A Wide Open Market for Enterprise AI
There is a tremendous opportunity for generative AI adoption within the enterprise. A Menlo Ventures report highlighted that $400 billion was spent on cloud software in this space last year. Seventy billion of that investment went to AI (18 percent). Gen AI made up $2.5 billion, less than 1 percent.
“The current usage and availability of Generative AI in the enterprise is technically high, with over half of CIOs having some plans to formally deploy Generative AI and the popularity of services and models such as Microsoft Copilot, ChatGPT, Midjourney and many others,” Amalgam Insights chief executive and analyst Hyoun Park shared with me. “But the capabilities associated with customization, fine-tuning and augmenting models is still low…”
Constellation Research founder and principal analyst Ray Wang shares that right now, “most organizations are trying to optimize for a multi-vendor world, hence there have not been any pure-gen AI stacks. Bringing your own app frameworks, models and data is the predominant approach.” He describes OctoStack as a good thing because “it’s easier to have the stack in one place.”

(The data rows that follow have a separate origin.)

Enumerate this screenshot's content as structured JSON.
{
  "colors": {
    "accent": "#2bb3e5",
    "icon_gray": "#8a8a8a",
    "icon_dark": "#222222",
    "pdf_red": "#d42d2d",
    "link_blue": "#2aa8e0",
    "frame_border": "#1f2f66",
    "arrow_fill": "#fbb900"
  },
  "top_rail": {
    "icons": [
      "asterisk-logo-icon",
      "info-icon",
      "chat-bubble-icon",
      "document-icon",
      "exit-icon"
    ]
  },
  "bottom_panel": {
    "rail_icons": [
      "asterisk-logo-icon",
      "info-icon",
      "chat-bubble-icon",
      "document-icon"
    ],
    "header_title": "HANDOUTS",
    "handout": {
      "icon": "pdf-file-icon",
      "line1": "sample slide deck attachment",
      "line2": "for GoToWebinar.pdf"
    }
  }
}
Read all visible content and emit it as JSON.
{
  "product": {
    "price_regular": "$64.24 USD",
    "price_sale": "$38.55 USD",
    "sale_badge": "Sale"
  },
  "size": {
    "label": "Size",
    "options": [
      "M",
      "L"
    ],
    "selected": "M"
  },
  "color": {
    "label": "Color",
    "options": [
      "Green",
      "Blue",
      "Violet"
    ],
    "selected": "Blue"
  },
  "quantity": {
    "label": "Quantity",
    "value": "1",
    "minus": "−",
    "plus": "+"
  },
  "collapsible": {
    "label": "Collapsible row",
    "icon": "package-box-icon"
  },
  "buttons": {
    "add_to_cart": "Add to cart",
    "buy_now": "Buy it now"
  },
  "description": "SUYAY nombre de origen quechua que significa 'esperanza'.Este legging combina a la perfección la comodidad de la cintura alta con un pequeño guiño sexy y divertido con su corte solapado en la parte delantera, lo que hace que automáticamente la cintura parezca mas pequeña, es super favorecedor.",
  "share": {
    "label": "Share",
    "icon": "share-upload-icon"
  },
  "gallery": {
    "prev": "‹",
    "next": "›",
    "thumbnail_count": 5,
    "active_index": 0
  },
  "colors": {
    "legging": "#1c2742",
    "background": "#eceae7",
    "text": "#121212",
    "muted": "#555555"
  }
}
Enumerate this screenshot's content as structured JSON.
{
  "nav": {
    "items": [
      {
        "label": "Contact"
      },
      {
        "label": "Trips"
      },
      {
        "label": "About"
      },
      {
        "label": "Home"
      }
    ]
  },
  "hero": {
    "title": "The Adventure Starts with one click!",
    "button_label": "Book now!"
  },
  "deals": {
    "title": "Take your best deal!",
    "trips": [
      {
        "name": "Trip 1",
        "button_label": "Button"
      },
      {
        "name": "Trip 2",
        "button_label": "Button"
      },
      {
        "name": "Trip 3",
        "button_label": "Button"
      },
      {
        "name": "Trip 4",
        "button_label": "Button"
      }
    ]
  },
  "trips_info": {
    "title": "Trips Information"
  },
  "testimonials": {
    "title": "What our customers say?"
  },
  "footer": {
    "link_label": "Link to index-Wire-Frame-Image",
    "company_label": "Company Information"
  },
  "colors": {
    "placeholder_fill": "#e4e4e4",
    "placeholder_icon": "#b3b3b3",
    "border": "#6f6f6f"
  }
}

OctoAI may not have long to rest on its laurels. It faces stiff competition from not only its fellow startups, but also enterprise incumbents, including Nvidia, Databricks and Sambanova Systems. Ceze says he’s not worried: “I’m pretty sure this is a hot space and we have to expect that others who will have offerings that compete with this and the way we continue to differentiate is again using our unique expertise in doing cross-tech optimizations. That’s the DNA of our company. That’s how we started.”